ULSAN - Starting today, Hyundai Motor and Kia Motors employees will no longer work overnight shifts for the first time since the nation’s leading automaker opened its Ulsan plant in 1967.

Under the management?union agreement announced earlier, production at the plant will halt for five hours and 20 minutes starting at 1:30 a.m.

Previously, employees worked around the clock in two shifts.

The first shift was 10 hours, 50 minutes from 8 a.m. to 6:50 p.m.; the second team worked for 11 hours from 9 p.m. until 8 a.m.

Under the new shift, the first team will work from 7 a.m. until 3:40 p.m. and the second team from 3: 40 p.m. to 1:30 a.m.

Under the new work schedule, employees will receive the same compensation as they did under the round-the-clock system.

The new shifts apply to all company plants and its main affiliate Kia Motors’ production lines and affects about 50,000 employees.

Management and the labor union agreed to end the graveyard shift last August, after having discussed the issue for a decade.

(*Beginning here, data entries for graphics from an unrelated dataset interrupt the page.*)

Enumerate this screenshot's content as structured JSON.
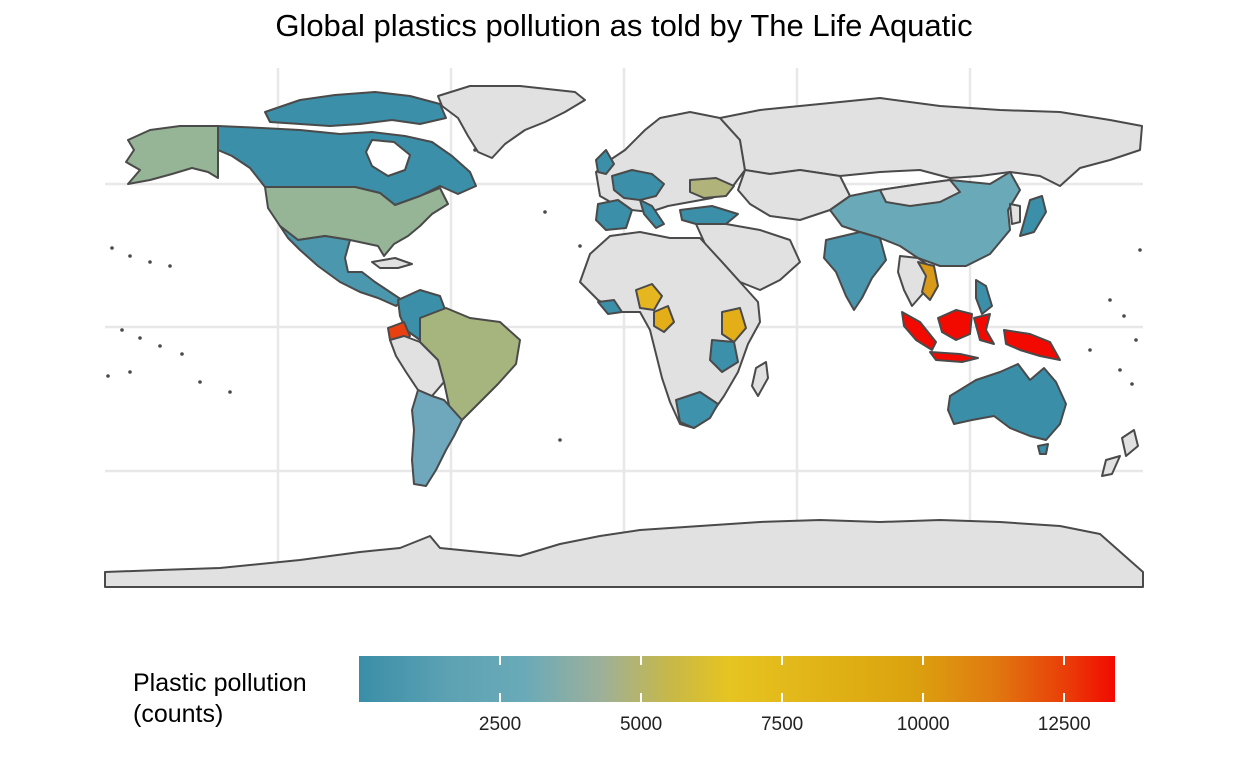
{
  "map": {
    "title": "Global plastics pollution as told by The Life Aquatic",
    "background_land_color": "#e1e1e1",
    "border_color": "#4a4a4a",
    "grid_color": "#e8e8e8",
    "highlight_regions": [
      {
        "name": "Canada",
        "color": "#3b8fa8"
      },
      {
        "name": "United States",
        "color": "#96b496"
      },
      {
        "name": "Alaska",
        "color": "#96b496"
      },
      {
        "name": "Mexico",
        "color": "#4b97ad"
      },
      {
        "name": "Brazil",
        "color": "#a6b47e"
      },
      {
        "name": "Colombia",
        "color": "#3b8fa8"
      },
      {
        "name": "Ecuador",
        "color": "#e84010"
      },
      {
        "name": "Argentina",
        "color": "#6fa8bd"
      },
      {
        "name": "China",
        "color": "#6aa9b8"
      },
      {
        "name": "India",
        "color": "#4a96ae"
      },
      {
        "name": "Australia",
        "color": "#3a8ea8"
      },
      {
        "name": "Indonesia",
        "color": "#f20a00"
      },
      {
        "name": "Japan",
        "color": "#3b8fa8"
      },
      {
        "name": "South Africa",
        "color": "#3f92ab"
      },
      {
        "name": "Nigeria",
        "color": "#e6b620"
      },
      {
        "name": "Kenya",
        "color": "#e4ae18"
      },
      {
        "name": "Tanzania",
        "color": "#3d90aa"
      },
      {
        "name": "Ukraine",
        "color": "#b0b47a"
      },
      {
        "name": "Vietnam",
        "color": "#d89a18"
      }
    ]
  },
  "legend": {
    "title_line1": "Plastic pollution",
    "title_line2": "(counts)",
    "min_value": 0,
    "max_value": 13400,
    "ticks": [
      2500,
      5000,
      7500,
      10000,
      12500
    ]
  }
}
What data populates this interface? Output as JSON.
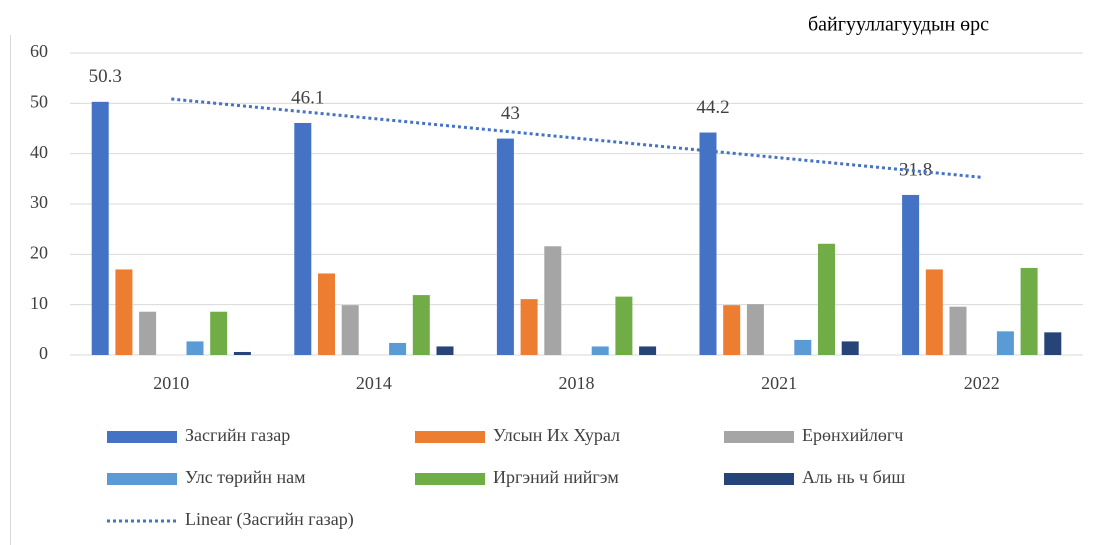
{
  "chart_data": {
    "type": "bar",
    "annotation": "байгууллагуудын өрс",
    "categories": [
      "2010",
      "2014",
      "2018",
      "2021",
      "2022"
    ],
    "series": [
      {
        "name": "Засгийн газар",
        "color": "#4472c4",
        "values": [
          50.3,
          46.1,
          43,
          44.2,
          31.8
        ],
        "value_labels": [
          "50.3",
          "46.1",
          "43",
          "44.2",
          "31.8"
        ]
      },
      {
        "name": "Улсын Их Хурал",
        "color": "#ed7d31",
        "values": [
          17,
          16.2,
          11.1,
          9.9,
          17
        ]
      },
      {
        "name": "Ерөнхийлөгч",
        "color": "#a5a5a5",
        "values": [
          8.6,
          9.9,
          21.6,
          10.1,
          9.6
        ]
      },
      {
        "name": "Улс төрийн нам",
        "color": "#5b9bd5",
        "values": [
          2.7,
          2.4,
          1.7,
          3.0,
          4.7
        ]
      },
      {
        "name": "Иргэний нийгэм",
        "color": "#70ad47",
        "values": [
          8.6,
          11.9,
          11.6,
          22.1,
          17.3
        ]
      },
      {
        "name": "Аль нь ч биш",
        "color": "#264478",
        "values": [
          0.6,
          1.7,
          1.7,
          2.7,
          4.5
        ]
      }
    ],
    "trendline": {
      "name": "Linear (Засгийн газар)",
      "color": "#4472c4",
      "series": 0
    },
    "ylim": [
      0,
      60
    ],
    "yticks": [
      0,
      10,
      20,
      30,
      40,
      50,
      60
    ],
    "grid": true,
    "legend": "bottom"
  }
}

The company in a statement said that in the past, the nonstop production system was inevitable due to the rapidly changing global auto market. However, the agreement was made as part of its campaign to improve the quality of its products and employees’ lives.

The automakers’ biggest concern is how to maintain production levels.

Hyundai Motor said it will solve the problem by investing 300 billion won ($276 million) in increasing production capacity facilities while cutting down on lunch breaks. Instead of the previous one-hour lunch break, employees will get 40 minutes.

The nation’s second-leading automaker, Kia Motors, plans to increase the number of vehicles produced per hour to minimize.

Instead of the 308.3 vehicles rolling out every hour, the automaker plans to produce 338.3 vehicles.